I tripped over a stone, and Ren reached out to steady me. When I was standing firmly again, he slid his hands reluctantly from my waist and offered a hand to me again.

“It was boring mostly. Sometimes the owners were cruel and I was whipped, poked, and prodded. I was lucky, though, because I healed quickly and was smart enough to do the tricks other tigers refused to do. A tiger doesn’t naturally want to jump through a flaming hoop or have a man’s head in his mouth. Tigers hate fire, so the tiger has to be taught to fear the trainer more than he fears the flame.”

“It sounds awful!”

“Circuses back then were. The animals were placed in cages much too small. Natural familial relationships were broken, and the babies were sold. In the early days, the food was bad, the cages were filthy, and the animals were beaten. They were trekked from city to city and left outdoors in places and climates they were not accustomed to. They didn’t survive very long.”

Thoughtfully, he went on, “Now, though, there’s more study and effort to prolong the lives of the animals and better their quality of life. But, captivity is still captivity no matter how pretty the jail is.

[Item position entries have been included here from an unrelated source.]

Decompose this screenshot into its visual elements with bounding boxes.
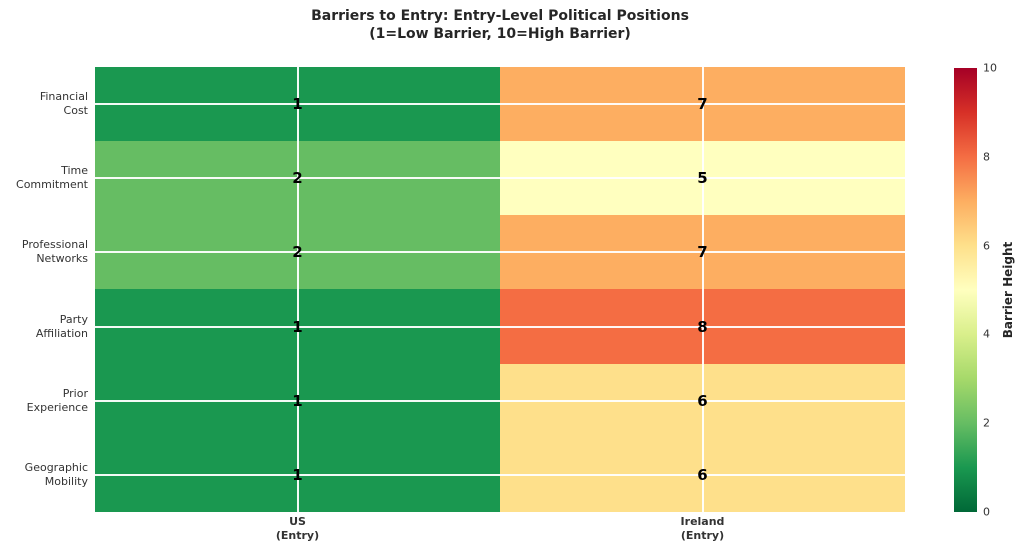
y-tick-label: Professional Networks (21, 238, 88, 266)
heatmap-cell: 1 (95, 67, 500, 142)
y-tick-label: Financial Cost (39, 90, 88, 118)
colorbar-tick-label: 6 (983, 239, 990, 253)
chart-title: Barriers to Entry: Entry-Level Political… (311, 8, 689, 24)
colorbar-tick-label: 10 (983, 61, 997, 75)
heatmap-cell: 2 (95, 215, 500, 290)
chart-title-block: Barriers to Entry: Entry-Level Political… (95, 7, 905, 43)
heatmap-cell: 7 (500, 215, 905, 290)
heatmap-cell: 8 (500, 289, 905, 364)
heatmap-cell: 6 (500, 363, 905, 438)
colorbar-tick-label: 8 (983, 150, 990, 164)
cell-value-label: 2 (292, 243, 303, 262)
heatmap-cell: 6 (500, 437, 905, 512)
heatmap-cell: 1 (95, 289, 500, 364)
y-tick-label: Party Affiliation (35, 312, 88, 340)
cell-value-label: 7 (697, 243, 708, 262)
heatmap-cell: 1 (95, 363, 500, 438)
heatmap-cell: 5 (500, 141, 905, 216)
cell-value-label: 2 (292, 169, 303, 188)
cell-value-label: 8 (697, 317, 708, 336)
cell-value-label: 7 (697, 95, 708, 114)
cell-value-label: 5 (697, 169, 708, 188)
chart-subtitle: (1=Low Barrier, 10=High Barrier) (369, 26, 631, 42)
cell-value-label: 6 (697, 465, 708, 484)
heatmap-cell: 7 (500, 67, 905, 142)
y-tick-label: Time Commitment (16, 164, 88, 192)
colorbar-tick-label: 4 (983, 327, 990, 341)
colorbar (954, 68, 977, 512)
cell-value-label: 1 (292, 317, 303, 336)
colorbar-label: Barrier Height (1001, 241, 1015, 339)
y-tick-label: Prior Experience (26, 386, 88, 414)
heatmap-cell: 2 (95, 141, 500, 216)
cell-value-label: 6 (697, 391, 708, 410)
colorbar-tick-label: 2 (983, 416, 990, 430)
x-tick-label: US (Entry) (275, 515, 320, 542)
cell-value-label: 1 (292, 465, 303, 484)
heatmap-cell: 1 (95, 437, 500, 512)
y-tick-label: Geographic Mobility (24, 460, 88, 488)
heatmap-plot-area: 1 7 2 5 2 7 1 8 1 6 1 6 (95, 67, 905, 512)
cell-value-label: 1 (292, 95, 303, 114)
cell-value-label: 1 (292, 391, 303, 410)
colorbar-tick-label: 0 (983, 505, 990, 519)
x-tick-label: Ireland (Entry) (680, 515, 725, 542)
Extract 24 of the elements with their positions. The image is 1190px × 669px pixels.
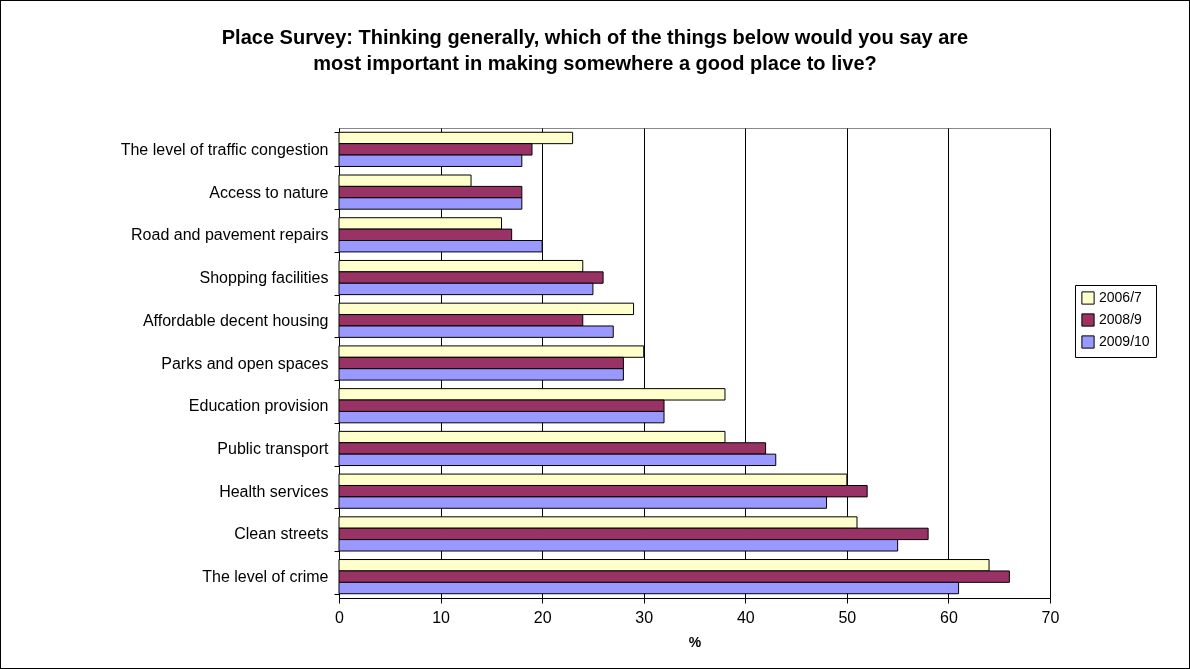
legend-label: 2009/10: [1099, 333, 1150, 349]
x-tick-label: 50: [838, 608, 857, 626]
y-tick-label: Clean streets: [234, 525, 329, 543]
y-tick-label: Affordable decent housing: [142, 311, 329, 329]
x-tick-label: 60: [940, 608, 958, 626]
legend-label: 2008/9: [1099, 311, 1143, 327]
y-tick-label: The level of traffic congestion: [120, 140, 329, 158]
y-tick-label: Access to nature: [209, 183, 329, 201]
y-tick-label: Health services: [219, 482, 329, 500]
legend-label: 2006/7: [1099, 289, 1143, 305]
x-tick-label: 20: [533, 608, 552, 626]
y-tick-label: Education provision: [188, 397, 329, 415]
x-tick-label: 10: [432, 608, 451, 626]
y-tick-label: The level of crime: [202, 568, 329, 586]
x-tick-label: 30: [635, 608, 654, 626]
y-tick-label: Parks and open spaces: [161, 354, 329, 372]
chart-title: Place Survey: Thinking generally, which of the things below would you say are most important in making somewhere a good place to live?: [220, 25, 970, 76]
y-tick-label: Road and pavement repairs: [131, 226, 329, 244]
x-tick-label: 0: [335, 608, 345, 626]
x-tick-label: 40: [736, 608, 755, 626]
x-tick-label: 70: [1041, 608, 1060, 626]
x-axis-title: %: [688, 633, 702, 650]
y-tick-label: Public transport: [217, 439, 330, 457]
y-tick-label: Shopping facilities: [199, 269, 329, 287]
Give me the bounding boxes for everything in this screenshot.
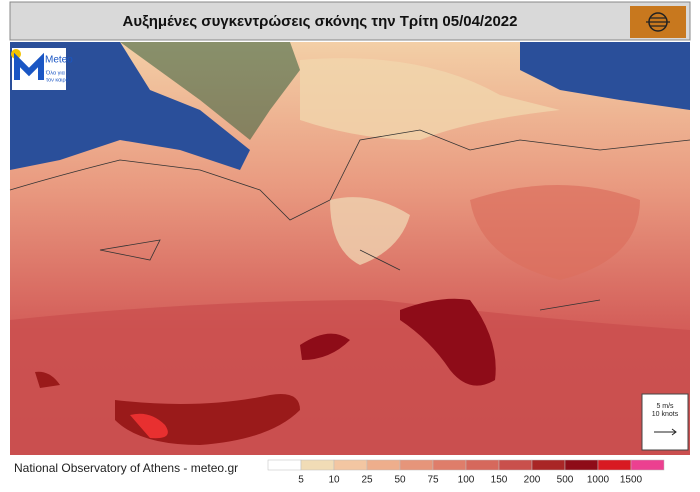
dust-core <box>300 333 350 360</box>
sea <box>10 42 250 170</box>
legend-swatch <box>333 459 368 471</box>
coastline <box>9 129 691 311</box>
logo-mark <box>14 52 44 80</box>
coastline <box>99 239 161 261</box>
dust-field <box>330 197 410 265</box>
legend-label: 100 <box>458 475 475 486</box>
legend-label: 150 <box>491 475 508 486</box>
title-bar <box>9 1 691 41</box>
legend-swatch <box>432 459 467 471</box>
legend-label: 10 <box>328 475 340 486</box>
legend-swatch <box>267 459 302 471</box>
dust-core <box>130 413 168 439</box>
legend-swatch <box>597 459 632 471</box>
wind-arrow <box>654 428 677 436</box>
legend-swatch <box>531 459 566 471</box>
legend-label: 75 <box>427 475 439 486</box>
dust-field <box>10 300 690 455</box>
legend-label: 1000 <box>587 475 610 486</box>
legend-swatch <box>399 459 434 471</box>
dust-field <box>300 58 560 140</box>
legend-swatch <box>465 459 500 471</box>
wind-knots: 10 knots <box>652 411 679 418</box>
legend-label: 1500 <box>620 475 643 486</box>
legend-label: 5 <box>298 475 304 486</box>
logo-tagline: τον καιρό <box>46 76 69 83</box>
legend-swatch <box>300 459 335 471</box>
logo-tagline: Όλα για <box>45 70 66 76</box>
dust-core <box>400 298 496 386</box>
dust-core <box>35 371 60 388</box>
wind-speed: 5 m/s <box>656 403 674 410</box>
legend-label: 25 <box>361 475 373 486</box>
logo-name: Meteo <box>45 55 73 66</box>
title: Αυξημένες συγκεντρώσεις σκόνης την Τρίτη… <box>123 13 518 30</box>
legend-swatch <box>366 459 401 471</box>
footer-source: National Observatory of Athens - meteo.g… <box>14 461 238 475</box>
legend-swatch <box>498 459 533 471</box>
wind-scale <box>641 393 689 451</box>
legend-label: 500 <box>557 475 574 486</box>
sea <box>520 42 690 110</box>
land <box>120 42 300 140</box>
legend-label: 200 <box>524 475 541 486</box>
logo-sun <box>11 49 21 59</box>
legend-swatch <box>564 459 599 471</box>
logo-icon <box>646 17 670 27</box>
legend-label: 50 <box>394 475 406 486</box>
map <box>9 42 691 455</box>
dust-field <box>470 185 640 280</box>
legend: 5 10 25 50 75 100 150 200 500 1000 1500 <box>267 459 665 486</box>
legend-swatch <box>630 459 665 471</box>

“Being caged made me think long and hard about my relationships with other creatures, especially the elephants and horses. My father had thousands of elephants that were trained for battle or heavy lifting, and I had a favorite stallion once that I loved to ride. As I sat there in my cage day after day, I wondered if he felt like I did. I imagined him sitting in his stall, bored, just waiting for me hour after hour to come and let him out.”

Ren squeezed my hand and changed back into a tiger again.